Örnek vakalar, ilginç vakalar, "aynısı benim kaynımda da var" diyebileceğiniz vakalar, ekstrem vakalar...
Kitabı beğenip beğenmemeniz elbette kitaptan ne beklediğinize bağlı.
Arka Kapak Yazısı:
"Gerçek hikâyeler kurgudan çok daha tuhaftır, Dr. Gary Small da bunu gayet iyi biliyor. Psikiyatriyle ve insan beyni üstüne çığır açıcı araştırmalarla geçen 30 yıl içinde Dr. Small pek çok şey görmüş. Artık ofisinin kapılarını açmaya ve kariyerinin en gizemli, ilginç ve tuhaf hastalarını anlatmaya hazır.
Bir Psikiyatristin Gizli Defteri doktorun en şaşırtıcı vakalarının etkileyici kayıtlarından oluşuyor. Bu kitap bir psikiyatristin zihnine ve onun giderek gelişen mesleki yaşamına yapılan aydınlatıcı bir yolculuk. Kitabı okurken kendinizi, bizi insan yapan şaşırtıcı tuhaflıklar üstüne düşünürken bulacaksınız.
Sıkça komik, kimi zaman trajik ve daima etkileyici Dr. Small, sizleri kariyeri boyunca Boston'un kalabalık acil servis koridorlarından başlayıp ülke elitlerinin multimilyon dolarlık kayak localarına dek uzayan bir geziye çıkarıyor. Bu gezi sırasında birbirinden tuhaf gerçek karakterleri anlatırken, histerik körlükle, penisinin küçüldüğüne inanan bir adamla, gizli sürdürülen çifte hayatlarla ve ürkütücü derecede psikotik romantik arzularla baş ediyor. Akıl hocası kendi hastası olduğunda ise kariyeri ve kişisel hayatı tam bir döngüyü tamamlayarak Small'un kimsenin zihinsel araştırmanın ötesinde olmadığını anlamasını sağlıyor; kendisinin bile..."
''Hayatlarını zorlaştıran zihinsel sorunları olanlar da dahil ne çok insanın psikiyatriden hâlâ korktuğunu ve tedaviden kaçtığını görmek beni şaşırtıyor. Görünüşe bakılırsa insanları uzak tutan şey çoğu zaman "deli doktoruna gitmekle" damgalanmak ve bir sorunu olduğunu kabullenmek fikri olabiliyor."

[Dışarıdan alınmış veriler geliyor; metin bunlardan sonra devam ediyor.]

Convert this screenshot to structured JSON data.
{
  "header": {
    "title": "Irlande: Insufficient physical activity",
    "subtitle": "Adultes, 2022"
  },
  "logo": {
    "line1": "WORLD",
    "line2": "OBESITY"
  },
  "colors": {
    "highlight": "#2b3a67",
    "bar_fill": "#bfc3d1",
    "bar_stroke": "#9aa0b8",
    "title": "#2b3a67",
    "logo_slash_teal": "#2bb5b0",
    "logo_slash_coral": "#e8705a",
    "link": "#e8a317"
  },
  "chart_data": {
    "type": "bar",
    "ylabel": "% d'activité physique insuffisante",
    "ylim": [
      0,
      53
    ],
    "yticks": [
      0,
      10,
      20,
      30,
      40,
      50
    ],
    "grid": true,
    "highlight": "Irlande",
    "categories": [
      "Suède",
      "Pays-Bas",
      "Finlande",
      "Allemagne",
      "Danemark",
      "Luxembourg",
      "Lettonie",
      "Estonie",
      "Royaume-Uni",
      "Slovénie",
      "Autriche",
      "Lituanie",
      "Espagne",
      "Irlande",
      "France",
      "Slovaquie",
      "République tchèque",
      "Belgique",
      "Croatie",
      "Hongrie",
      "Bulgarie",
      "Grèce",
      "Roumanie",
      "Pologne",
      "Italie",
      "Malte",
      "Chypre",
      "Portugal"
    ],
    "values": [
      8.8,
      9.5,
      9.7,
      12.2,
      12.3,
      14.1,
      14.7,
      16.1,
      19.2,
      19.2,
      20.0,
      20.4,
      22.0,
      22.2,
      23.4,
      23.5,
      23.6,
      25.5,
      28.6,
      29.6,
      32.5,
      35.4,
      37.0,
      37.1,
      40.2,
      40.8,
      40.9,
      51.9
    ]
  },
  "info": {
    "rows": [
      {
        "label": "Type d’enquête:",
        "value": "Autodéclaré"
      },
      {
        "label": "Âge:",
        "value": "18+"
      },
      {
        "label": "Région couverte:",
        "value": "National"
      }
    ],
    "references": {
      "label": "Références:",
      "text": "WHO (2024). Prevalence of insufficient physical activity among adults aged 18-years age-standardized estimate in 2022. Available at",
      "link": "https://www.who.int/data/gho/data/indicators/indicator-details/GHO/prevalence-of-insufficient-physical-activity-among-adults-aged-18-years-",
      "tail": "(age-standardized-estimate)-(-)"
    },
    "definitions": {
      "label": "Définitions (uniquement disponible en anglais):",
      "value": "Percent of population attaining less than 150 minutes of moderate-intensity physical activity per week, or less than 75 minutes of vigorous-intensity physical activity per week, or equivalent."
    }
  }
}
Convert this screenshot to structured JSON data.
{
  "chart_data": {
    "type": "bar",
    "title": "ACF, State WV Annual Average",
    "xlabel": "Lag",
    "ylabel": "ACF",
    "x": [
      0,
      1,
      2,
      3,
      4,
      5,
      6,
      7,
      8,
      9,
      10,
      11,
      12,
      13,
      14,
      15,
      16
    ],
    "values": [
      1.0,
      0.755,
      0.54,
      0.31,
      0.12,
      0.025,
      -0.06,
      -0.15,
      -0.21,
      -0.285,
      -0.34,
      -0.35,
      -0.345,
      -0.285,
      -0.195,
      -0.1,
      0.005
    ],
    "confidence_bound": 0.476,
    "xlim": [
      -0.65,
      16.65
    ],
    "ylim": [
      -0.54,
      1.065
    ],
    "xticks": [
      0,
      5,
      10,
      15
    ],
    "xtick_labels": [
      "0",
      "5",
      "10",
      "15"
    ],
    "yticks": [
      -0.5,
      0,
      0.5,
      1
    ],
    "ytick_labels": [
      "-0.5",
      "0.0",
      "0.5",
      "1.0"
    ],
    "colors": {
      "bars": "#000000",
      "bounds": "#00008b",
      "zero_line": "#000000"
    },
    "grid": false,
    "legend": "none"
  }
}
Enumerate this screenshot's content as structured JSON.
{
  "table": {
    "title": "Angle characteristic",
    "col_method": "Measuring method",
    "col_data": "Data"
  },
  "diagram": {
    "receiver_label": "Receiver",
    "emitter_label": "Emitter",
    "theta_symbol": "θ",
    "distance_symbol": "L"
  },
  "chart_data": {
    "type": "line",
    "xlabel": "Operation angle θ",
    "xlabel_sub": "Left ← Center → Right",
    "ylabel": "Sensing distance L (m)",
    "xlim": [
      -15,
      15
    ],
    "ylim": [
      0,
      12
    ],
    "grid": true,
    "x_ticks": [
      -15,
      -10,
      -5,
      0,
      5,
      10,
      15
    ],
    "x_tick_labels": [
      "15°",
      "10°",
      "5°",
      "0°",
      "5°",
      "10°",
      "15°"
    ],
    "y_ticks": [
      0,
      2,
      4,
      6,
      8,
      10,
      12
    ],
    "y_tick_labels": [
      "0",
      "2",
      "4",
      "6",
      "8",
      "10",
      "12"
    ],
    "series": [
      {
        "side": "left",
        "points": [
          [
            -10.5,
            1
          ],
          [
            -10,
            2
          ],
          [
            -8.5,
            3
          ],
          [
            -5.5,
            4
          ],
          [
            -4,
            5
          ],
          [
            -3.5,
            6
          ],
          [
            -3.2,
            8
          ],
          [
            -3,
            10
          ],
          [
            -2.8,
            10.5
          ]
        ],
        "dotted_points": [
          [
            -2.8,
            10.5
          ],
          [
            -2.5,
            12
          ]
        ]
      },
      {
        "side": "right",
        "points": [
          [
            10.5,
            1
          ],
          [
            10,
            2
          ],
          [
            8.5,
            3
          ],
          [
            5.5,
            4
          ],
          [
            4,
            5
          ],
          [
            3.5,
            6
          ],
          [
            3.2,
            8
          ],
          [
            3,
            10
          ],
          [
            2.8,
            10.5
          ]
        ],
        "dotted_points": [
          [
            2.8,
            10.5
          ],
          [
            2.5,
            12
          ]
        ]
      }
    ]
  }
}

"Tüm hastalar doktorlarının mesleki özelliklerini, ücretini ve tedavi politikasını bilme hakkında sahiptir ancak bu standart bilginin ötesine geçmek, hassas bir konu olabilir ve terapi sürecinde engel yaratabilir.
Verilecek şahsi bilginin miktarı konusunda psikoterapistlerin hemfikir olduğu söylenemez. Freud terapistin hasta açısından "nüfuz edilemez" nitelikte olması gerektiğini düşünürdü. Bu Freudyen yaklaşım, hastayı fantezilerini terapiste yansıtmaya teşvik eder, terapist de hastanın içsel yaşamı için bir tür ayna işlevi görürdü."
"İmkânsız gibi görünen durumlarla başa çıkabilmek için ben genelde kitap ilgime başvurur, hastaları resmi ve klinik bir tarzda tedavi etmeye yönelirdim."
"Evlilik terapisinde bir kişi yerine iki kişinin psikolojik perspektifleri ve motivasyonlarını düşünmekle kalmayıp çoğu zaman aralarında hakemlik yapmak zorunda kalırsınız."
"O zamandan bu yana incelediğim ve yazdığım tüm kitle histerisi vakalarında benim için yanıt bekleyen soru,bunların neden "daha sık" gerçekleşmediği oldu. Gerekli malzemeler -psikolojik ve fiziksel stres altında, belki aç yorgun veya her ikisi birden- hemen her gün dünyanın dört bir yanında bir araya geliyor.O halde insanları uçurumdan aşağı iten ve zihinlerinin bedenlerini toptan ele geçirmesini sağlayan o nihai tetikleyici nedir? Bu sorunun yanıtını aramayı hâlâ sürdürüyorum."
"Gordon'la beş yıldır birlikte yaşıyoruz. Bir kâğıt parçası yüzünden birbirimize daha çok bağlanacağımıza inanmıyoruz. Hem doğrusunu isterseniz ailemin benden çok, o kağıt parçasıyla ilgilenmesine de içerliyorum."
"Gordon evlenmek istese evlenir miydin?" dedim.
Anne tekrar ağlamaya başladı. "Bilmiyorum, belki. Ama evlensem bile annem yakamdan düşsün diye evlenirdim. Belki de istiyorumdur. Ne bileyim!"
"Jim'i morartmak hoşuma gitmişti ama kalkıp gittiğini görünce kendimi kötü hissettim. Anlaşılan şaka yapmayı biliyordu ama kaldırmayı bilmiyordu. Ya da kendisi üstün durumdayken rekabetçi takılmalar iyiydi hoştu ama üstünlüğü kaybedince arkasına bakmadan kaçıyordu. Ne yazık ki kariyer eğrim yükseldikçe Jim ile dostluğum neredeyse sona erdi. Bunda benim rekabetçi yanımın ne gibi bir etkisi olduğunu daima kendime sordum ama sonradan anladım ki asıl mesele Jim'in kendisiydi. Onun senelerdir konuşmadığı -biri Wall Street finansçısı, diğeri Boston'da güçlü bir dava vekili- iki tane çok başarılı erkek kardeşi vardı."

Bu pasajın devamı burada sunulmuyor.